Гумбольдт промокнул уголки рта салфеткой.
– Почему вы приняли решение основать свою миссию в столь отдаленных местах? Вероятно, ее содержание обходится невероятно дорого?
– Недаром сказано: неисповедимы пути Господни, – приор наполнил чашки гостей душистым чаем. – У моего отца было небольшое хозяйство в Бамако, я вырос в этих местах. История моей семьи тесно связана с Африкой, и решение основать здесь миссию для меня было совершенно естественным. – Он отпил глоток и продолжал: – Первые годы были самыми трудными. Мы жили и работали в очень жестких условиях. Рыли колодцы, налаживали орошение полей, сажали деревья, строили дома. Все это требовало не только усилий, но также знаний, опыта, а главное – людей, готовых посвятить этому всю свою жизнь. Первое наше поселение состояло из двух бараков и крошечной церквушки. Мы жили только тем, что приносили нам в дар туземцы. Стоит ли говорить, что эти дары были крайне скудными, так как здешнее население постоянно живет на грани голода. Но мы не сдавались. А со временем наши поля начали приносить щедрые урожаи, поголовье скота и птицы умножилось, и мы наконец-то смогли вернуть людям то, что они давали нам по своей доброте. Словно сам Господь простер над нами свою благословляющую длань.

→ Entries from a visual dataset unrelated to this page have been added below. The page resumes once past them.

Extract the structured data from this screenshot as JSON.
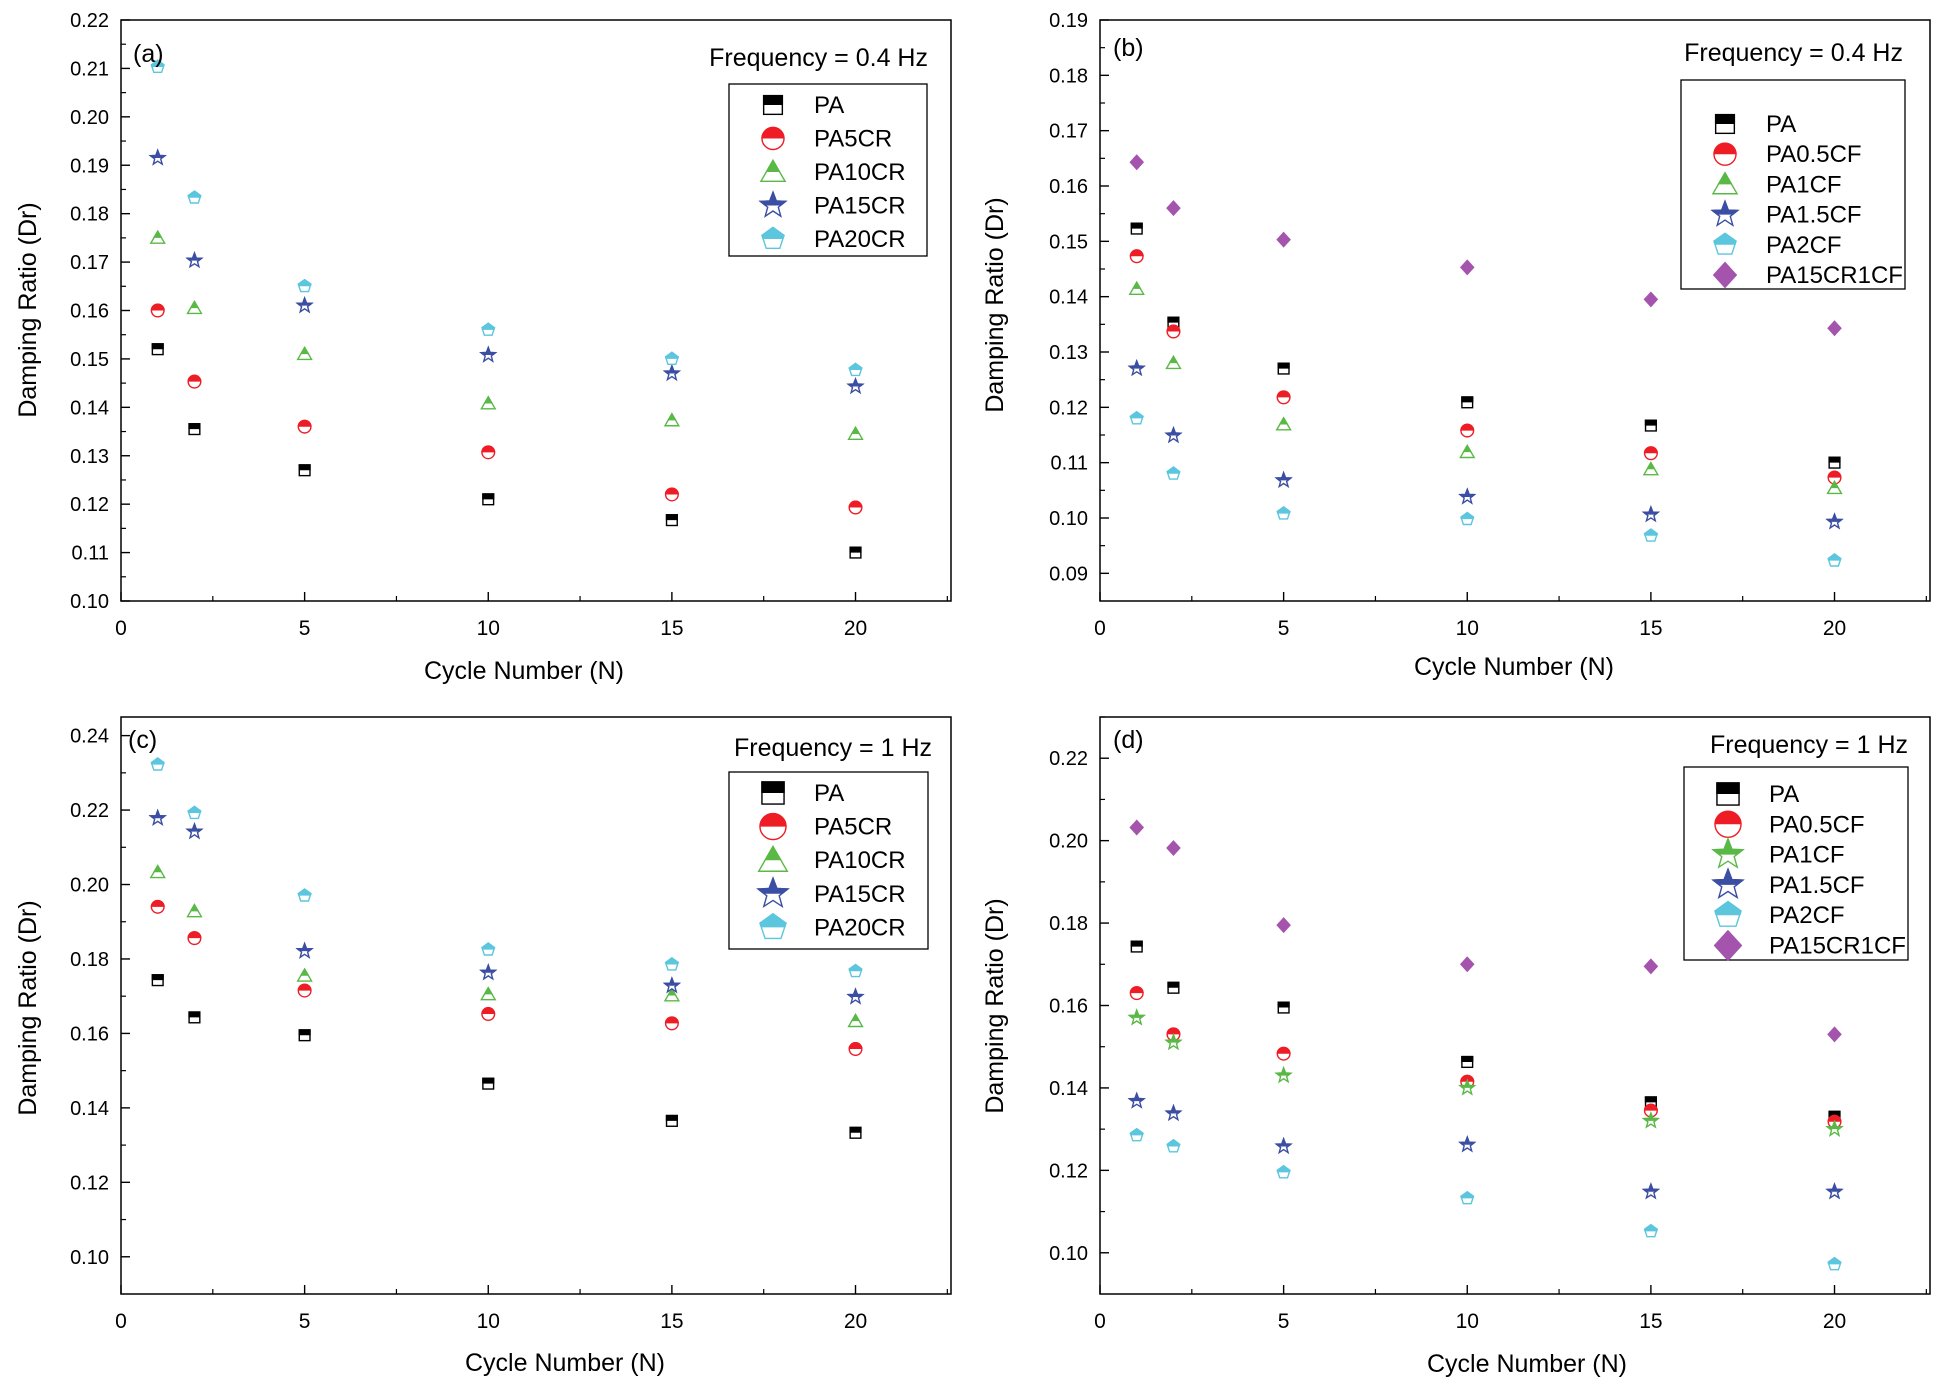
{
  "panels": [
    {
      "panel_label": "(a)",
      "frequency_label": "Frequency = 0.4 Hz",
      "legend_variant": "small",
      "chart_data": {
        "type": "scatter",
        "xlabel": "Cycle Number (N)",
        "ylabel": "Damping Ratio (Dr)",
        "xlim": [
          0,
          22.6
        ],
        "ylim": [
          0.1,
          0.22
        ],
        "xticks": [
          0,
          5,
          10,
          15,
          20
        ],
        "yticks": [
          0.1,
          0.11,
          0.12,
          0.13,
          0.14,
          0.15,
          0.16,
          0.17,
          0.18,
          0.19,
          0.2,
          0.21,
          0.22
        ],
        "ytick_decimals": 2,
        "x": [
          1,
          2,
          5,
          10,
          15,
          20
        ],
        "series": [
          {
            "name": "PA",
            "marker": "square",
            "color": "#000000",
            "values": [
              0.152,
              0.1355,
              0.127,
              0.121,
              0.1167,
              0.11
            ]
          },
          {
            "name": "PA5CR",
            "marker": "circle",
            "color": "#ee1c25",
            "values": [
              0.16,
              0.1453,
              0.136,
              0.1307,
              0.122,
              0.1193
            ]
          },
          {
            "name": "PA10CR",
            "marker": "triangle",
            "color": "#5ab946",
            "values": [
              0.175,
              0.1605,
              0.151,
              0.1408,
              0.1373,
              0.1345
            ]
          },
          {
            "name": "PA15CR",
            "marker": "star",
            "color": "#3b4ea3",
            "values": [
              0.1915,
              0.1703,
              0.161,
              0.1508,
              0.147,
              0.1443
            ]
          },
          {
            "name": "PA20CR",
            "marker": "pentagon",
            "color": "#5bc6dd",
            "values": [
              0.2103,
              0.1833,
              0.165,
              0.156,
              0.15,
              0.1477
            ]
          }
        ]
      }
    },
    {
      "panel_label": "(b)",
      "frequency_label": "Frequency = 0.4 Hz",
      "legend_variant": "large",
      "chart_data": {
        "type": "scatter",
        "xlabel": "Cycle Number (N)",
        "ylabel": "Damping Ratio (Dr)",
        "xlim": [
          0,
          22.6
        ],
        "ylim": [
          0.085,
          0.19
        ],
        "xticks": [
          0,
          5,
          10,
          15,
          20
        ],
        "yticks": [
          0.09,
          0.1,
          0.11,
          0.12,
          0.13,
          0.14,
          0.15,
          0.16,
          0.17,
          0.18,
          0.19
        ],
        "ytick_decimals": 2,
        "x": [
          1,
          2,
          5,
          10,
          15,
          20
        ],
        "series": [
          {
            "name": "PA",
            "marker": "square",
            "color": "#000000",
            "values": [
              0.1523,
              0.1353,
              0.127,
              0.1209,
              0.1167,
              0.11
            ]
          },
          {
            "name": "PA0.5CF",
            "marker": "circle",
            "color": "#ee1c25",
            "values": [
              0.1473,
              0.1337,
              0.1218,
              0.1158,
              0.1117,
              0.1073
            ]
          },
          {
            "name": "PA1CF",
            "marker": "triangle",
            "color": "#5ab946",
            "values": [
              0.1414,
              0.128,
              0.1169,
              0.1119,
              0.1088,
              0.1054
            ]
          },
          {
            "name": "PA1.5CF",
            "marker": "star",
            "color": "#3b4ea3",
            "values": [
              0.127,
              0.1149,
              0.1068,
              0.1038,
              0.1006,
              0.0993
            ]
          },
          {
            "name": "PA2CF",
            "marker": "pentagon",
            "color": "#5bc6dd",
            "values": [
              0.118,
              0.108,
              0.1008,
              0.0998,
              0.0968,
              0.0923
            ]
          },
          {
            "name": "PA15CR1CF",
            "marker": "diamond",
            "color": "#a554ad",
            "values": [
              0.1643,
              0.156,
              0.1503,
              0.1453,
              0.1395,
              0.1343
            ]
          }
        ]
      }
    },
    {
      "panel_label": "(c)",
      "frequency_label": "Frequency = 1 Hz",
      "legend_variant": "small",
      "chart_data": {
        "type": "scatter",
        "xlabel": "Cycle Number (N)",
        "ylabel": "Damping Ratio (Dr)",
        "xlim": [
          0,
          22.6
        ],
        "ylim": [
          0.09,
          0.245
        ],
        "xticks": [
          0,
          5,
          10,
          15,
          20
        ],
        "yticks": [
          0.1,
          0.12,
          0.14,
          0.16,
          0.18,
          0.2,
          0.22,
          0.24
        ],
        "ytick_decimals": 2,
        "x": [
          1,
          2,
          5,
          10,
          15,
          20
        ],
        "series": [
          {
            "name": "PA",
            "marker": "square",
            "color": "#000000",
            "values": [
              0.1743,
              0.1643,
              0.1595,
              0.1465,
              0.1365,
              0.1333
            ]
          },
          {
            "name": "PA5CR",
            "marker": "circle",
            "color": "#ee1c25",
            "values": [
              0.194,
              0.1856,
              0.1715,
              0.1652,
              0.1627,
              0.1558
            ]
          },
          {
            "name": "PA10CR",
            "marker": "triangle",
            "color": "#5ab946",
            "values": [
              0.2033,
              0.1928,
              0.1755,
              0.1705,
              0.1702,
              0.1633
            ]
          },
          {
            "name": "PA15CR",
            "marker": "star",
            "color": "#3b4ea3",
            "values": [
              0.2178,
              0.2142,
              0.1821,
              0.1763,
              0.1728,
              0.1698
            ]
          },
          {
            "name": "PA20CR",
            "marker": "pentagon",
            "color": "#5bc6dd",
            "values": [
              0.2322,
              0.2192,
              0.197,
              0.1825,
              0.1785,
              0.1767
            ]
          }
        ]
      }
    },
    {
      "panel_label": "(d)",
      "frequency_label": "Frequency = 1 Hz",
      "legend_variant": "large",
      "chart_data": {
        "type": "scatter",
        "xlabel": "Cycle Number (N)",
        "ylabel": "Damping Ratio (Dr)",
        "xlim": [
          0,
          22.6
        ],
        "ylim": [
          0.09,
          0.23
        ],
        "xticks": [
          0,
          5,
          10,
          15,
          20
        ],
        "yticks": [
          0.1,
          0.12,
          0.14,
          0.16,
          0.18,
          0.2,
          0.22
        ],
        "ytick_decimals": 2,
        "x": [
          1,
          2,
          5,
          10,
          15,
          20
        ],
        "series": [
          {
            "name": "PA",
            "marker": "square",
            "color": "#000000",
            "values": [
              0.1743,
              0.1643,
              0.1595,
              0.1463,
              0.1365,
              0.133
            ]
          },
          {
            "name": "PA0.5CF",
            "marker": "circle",
            "color": "#ee1c25",
            "values": [
              0.163,
              0.153,
              0.1483,
              0.1415,
              0.1345,
              0.1318
            ]
          },
          {
            "name": "PA1CF",
            "marker": "star",
            "color": "#5ab946",
            "values": [
              0.157,
              0.151,
              0.143,
              0.14,
              0.132,
              0.13
            ]
          },
          {
            "name": "PA1.5CF",
            "marker": "star",
            "color": "#3b4ea3",
            "values": [
              0.1368,
              0.1338,
              0.1258,
              0.1262,
              0.1148,
              0.1148
            ]
          },
          {
            "name": "PA2CF",
            "marker": "pentagon",
            "color": "#5bc6dd",
            "values": [
              0.1285,
              0.1258,
              0.1195,
              0.1132,
              0.1052,
              0.0972
            ]
          },
          {
            "name": "PA15CR1CF",
            "marker": "diamond",
            "color": "#a554ad",
            "values": [
              0.2032,
              0.1982,
              0.1795,
              0.17,
              0.1695,
              0.153
            ]
          }
        ]
      }
    }
  ]
}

– Но почему именно здесь? – спросил Гумбольдт. – Разве нет других мест, где жизнь значительно легче?
– Конечно, есть. Но мы обосновались здесь неспроста. И главная причина этого – догоны.
Оскар с любопытством прислушался к словам настоятеля.

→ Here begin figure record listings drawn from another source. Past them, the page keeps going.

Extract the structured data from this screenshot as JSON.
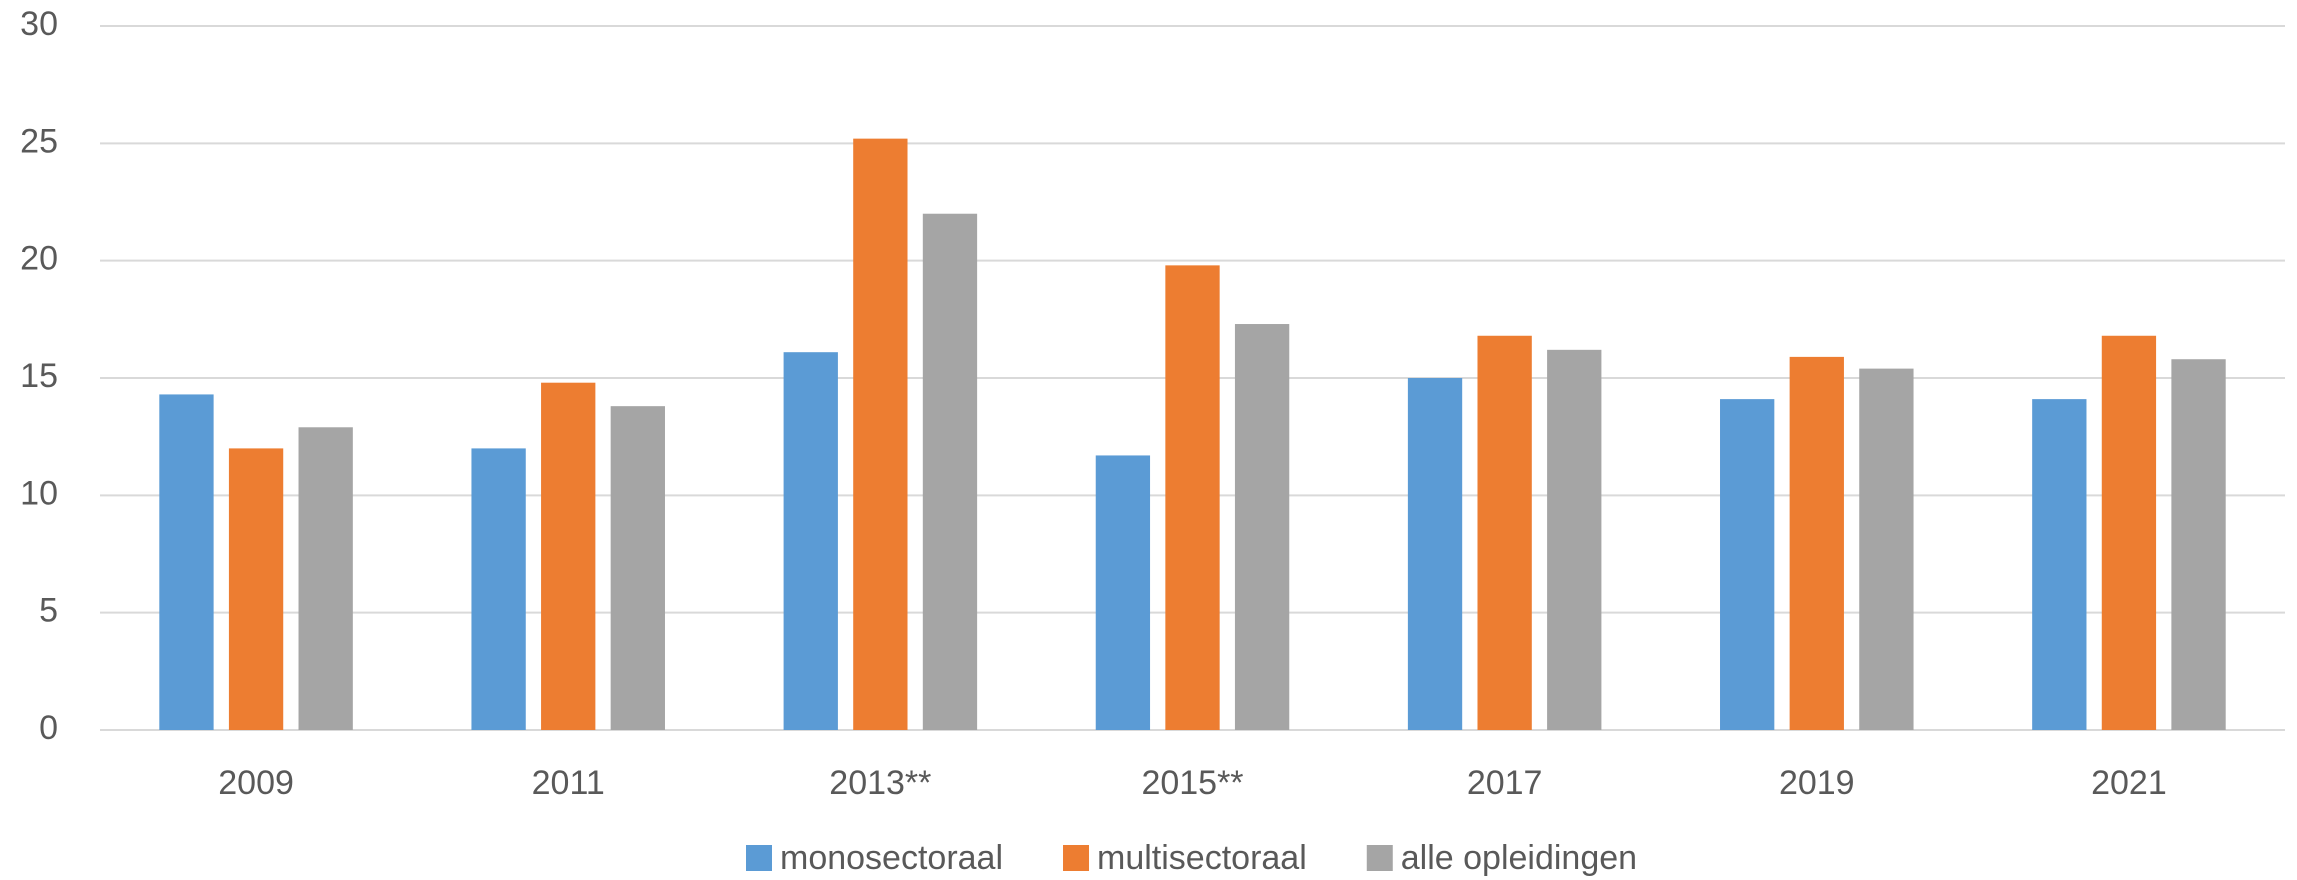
{
  "chart_data": {
    "type": "bar",
    "categories": [
      "2009",
      "2011",
      "2013**",
      "2015**",
      "2017",
      "2019",
      "2021"
    ],
    "series": [
      {
        "name": "monosectoraal",
        "color": "#5b9bd5",
        "values": [
          14.3,
          12.0,
          16.1,
          11.7,
          15.0,
          14.1,
          14.1
        ]
      },
      {
        "name": "multisectoraal",
        "color": "#ed7d31",
        "values": [
          12.0,
          14.8,
          25.2,
          19.8,
          16.8,
          15.9,
          16.8
        ]
      },
      {
        "name": "alle opleidingen",
        "color": "#a5a5a5",
        "values": [
          12.9,
          13.8,
          22.0,
          17.3,
          16.2,
          15.4,
          15.8
        ]
      }
    ],
    "ylim": [
      0,
      30
    ],
    "yticks": [
      0,
      5,
      10,
      15,
      20,
      25,
      30
    ],
    "grid": true,
    "legend": "bottom"
  }
}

– Я поставил перед собой цель – привести этот таинственный народ к Богу, – на губах приора появилась печальная улыбка. – Мне казалось, что если я справлюсь с этим, то смогу добиться чего угодно. Но мои надежды оказались призрачными.
– Почему?
– Племена, живущие на равнине, охотно внимают слову Божьему, но догоны крепко держатся за свои традиции и верования. Дошло до того, что их старейшины запретили своим соплеменникам общаться с нами. – Он пожал плечами. – И это несмотря на то, что раньше мы вели с ними торговлю. Они приносили глиняную посуду, резные деревянные украшения, изделия кузнецов, а мы расплачивались с ними козами, хлебом и пивом. Балюстрада у входа в этот дом – работа догонских резчиков.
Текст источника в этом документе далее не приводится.